Plea From Friend of Missing Ga. Woman
Authorities in Georgia have ended their ground search for Kristi Cornwell, who was apparently abducted ten days ago while walking on a road in rural Blairsville, talking on her cell phone to her boyfriend.
But investigators are still taking tips.
Police say Cornwell, 38, the mother of a 15-year-old son, told the boyfriend, Douglas Davis, that a strange car was following her. He says he heard a struggle, then the words, "Don't take me."
Searchers found Cornwell's cell phone three miles from where they believe she was abducted.
Police say they've followed up on over 1,000 leads, but have no suspects. They add Davis has been ruled out.

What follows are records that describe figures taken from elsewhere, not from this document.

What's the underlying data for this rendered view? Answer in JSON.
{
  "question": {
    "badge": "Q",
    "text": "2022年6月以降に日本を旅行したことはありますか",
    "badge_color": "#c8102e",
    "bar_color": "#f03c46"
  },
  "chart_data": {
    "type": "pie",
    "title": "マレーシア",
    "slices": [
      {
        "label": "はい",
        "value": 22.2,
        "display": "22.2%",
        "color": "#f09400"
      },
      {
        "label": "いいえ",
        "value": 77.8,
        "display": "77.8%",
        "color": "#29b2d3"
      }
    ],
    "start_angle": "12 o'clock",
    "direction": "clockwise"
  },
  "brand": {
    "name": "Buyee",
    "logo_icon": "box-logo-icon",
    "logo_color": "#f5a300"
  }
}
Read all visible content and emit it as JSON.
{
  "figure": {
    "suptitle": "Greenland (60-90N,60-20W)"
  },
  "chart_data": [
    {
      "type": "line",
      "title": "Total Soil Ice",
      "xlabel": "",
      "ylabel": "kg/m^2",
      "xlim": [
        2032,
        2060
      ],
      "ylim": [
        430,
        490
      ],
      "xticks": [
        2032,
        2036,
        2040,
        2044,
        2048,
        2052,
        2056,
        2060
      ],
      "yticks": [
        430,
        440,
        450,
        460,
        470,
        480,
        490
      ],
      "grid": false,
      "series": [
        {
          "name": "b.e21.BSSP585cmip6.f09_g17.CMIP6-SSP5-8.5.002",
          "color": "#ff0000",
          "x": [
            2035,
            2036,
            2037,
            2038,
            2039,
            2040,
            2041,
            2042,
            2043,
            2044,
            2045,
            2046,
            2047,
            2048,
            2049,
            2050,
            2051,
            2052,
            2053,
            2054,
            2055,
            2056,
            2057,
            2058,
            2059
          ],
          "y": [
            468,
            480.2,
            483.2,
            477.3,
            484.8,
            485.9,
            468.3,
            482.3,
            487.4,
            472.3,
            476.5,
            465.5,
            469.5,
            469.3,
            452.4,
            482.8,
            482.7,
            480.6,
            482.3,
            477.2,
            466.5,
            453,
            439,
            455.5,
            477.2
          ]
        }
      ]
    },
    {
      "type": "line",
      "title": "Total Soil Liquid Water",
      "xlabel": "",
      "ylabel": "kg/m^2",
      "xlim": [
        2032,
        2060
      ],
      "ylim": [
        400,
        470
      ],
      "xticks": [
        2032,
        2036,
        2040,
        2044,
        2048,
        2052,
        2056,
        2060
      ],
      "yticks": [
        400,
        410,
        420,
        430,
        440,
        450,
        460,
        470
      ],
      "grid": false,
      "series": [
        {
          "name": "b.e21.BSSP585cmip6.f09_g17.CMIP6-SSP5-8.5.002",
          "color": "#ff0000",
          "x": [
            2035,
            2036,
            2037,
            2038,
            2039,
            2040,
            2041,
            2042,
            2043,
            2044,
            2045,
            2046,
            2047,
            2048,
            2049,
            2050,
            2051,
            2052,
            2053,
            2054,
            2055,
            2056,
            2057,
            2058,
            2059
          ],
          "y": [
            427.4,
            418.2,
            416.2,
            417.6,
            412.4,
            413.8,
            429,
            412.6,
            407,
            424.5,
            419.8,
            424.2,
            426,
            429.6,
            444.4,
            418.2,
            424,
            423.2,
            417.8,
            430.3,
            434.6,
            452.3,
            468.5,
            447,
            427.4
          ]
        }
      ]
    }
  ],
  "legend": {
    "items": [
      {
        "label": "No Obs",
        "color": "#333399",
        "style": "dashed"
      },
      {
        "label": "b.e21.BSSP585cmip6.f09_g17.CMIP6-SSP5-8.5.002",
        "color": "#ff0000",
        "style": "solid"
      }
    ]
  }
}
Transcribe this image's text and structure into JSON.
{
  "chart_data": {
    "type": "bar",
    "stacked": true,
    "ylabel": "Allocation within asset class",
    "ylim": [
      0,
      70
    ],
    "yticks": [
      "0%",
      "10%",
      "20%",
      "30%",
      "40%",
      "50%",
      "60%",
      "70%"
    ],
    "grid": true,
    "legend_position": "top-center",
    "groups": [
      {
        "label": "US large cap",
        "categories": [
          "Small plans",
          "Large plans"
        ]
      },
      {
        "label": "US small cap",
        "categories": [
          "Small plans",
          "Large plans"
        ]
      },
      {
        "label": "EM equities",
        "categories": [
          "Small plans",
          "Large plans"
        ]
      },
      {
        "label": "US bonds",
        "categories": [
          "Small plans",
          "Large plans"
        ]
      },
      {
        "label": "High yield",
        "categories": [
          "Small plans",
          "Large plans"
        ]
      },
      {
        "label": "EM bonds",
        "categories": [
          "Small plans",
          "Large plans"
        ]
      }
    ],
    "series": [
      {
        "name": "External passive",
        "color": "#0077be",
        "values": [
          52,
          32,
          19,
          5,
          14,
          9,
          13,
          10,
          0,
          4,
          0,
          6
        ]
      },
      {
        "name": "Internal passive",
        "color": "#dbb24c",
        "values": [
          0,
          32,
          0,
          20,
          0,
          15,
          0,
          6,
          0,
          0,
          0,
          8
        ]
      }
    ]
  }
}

On "The Early Show" Friday, Davis told co-anchor Maggie Rodriguez Cornwell "was screaming. And you knew immediately what was happening. I was helpless. I had made a commitment to her just a few days earlier that I would protect her with my life, and yet right then, there was nothing. I was two-and-a-half hours away, (and it) might (as well) have been a million miles away. And I couldn't go, yet, you know, you want to. You want to do something. I was just frantic, trying to find the solution, and yet there was none."
Davis says he keeps reliving that phone call. "It is the most horrific thing you could ever have (happen)," he remarked. "It won't go away. I don't want it too, but yet, it's so painful to know that the one you love, someone that you've grown to be so fond of, in so short a period of time (roughly six weeks) ... but it seemed like a lifetime. Every day was full of joy and full of our relationship. And just that brief moment that it's just snatched away from you, it sends a message so loud that we have just the day, just the moment. And we need to live it fully, as Kristi did."
Holding back tears, Cornwell's best friend, Melissa Camp, described Cornwell to Rodriguez as "the person you want to call first when anything good or bad happens in your life. We just had a closeness that I prayed for, moving to Blairsville. I was just so thankful to have her as a friend."
Now that they've called off the search, is there a part of you that's preparing for the worst?
"No. No," a crying Camp insisted. "You never give up hope."
Davis said Cornwell would be "worried more about Melissa and about me than she would herself. That's who Kristi is."
Camp said if she could speak to the people who took Cornwell, she'd be "begging, pleading, whatever it takes. If it's money, we'll get it. We just desperately need her back. Her son, her family. She has so many people who love her. If you've loved anybody in your life, please have mercy on her. Kristi, we love you. You know that. We know God is taking care of you. We just plead with everything that we are and have that we can have her back."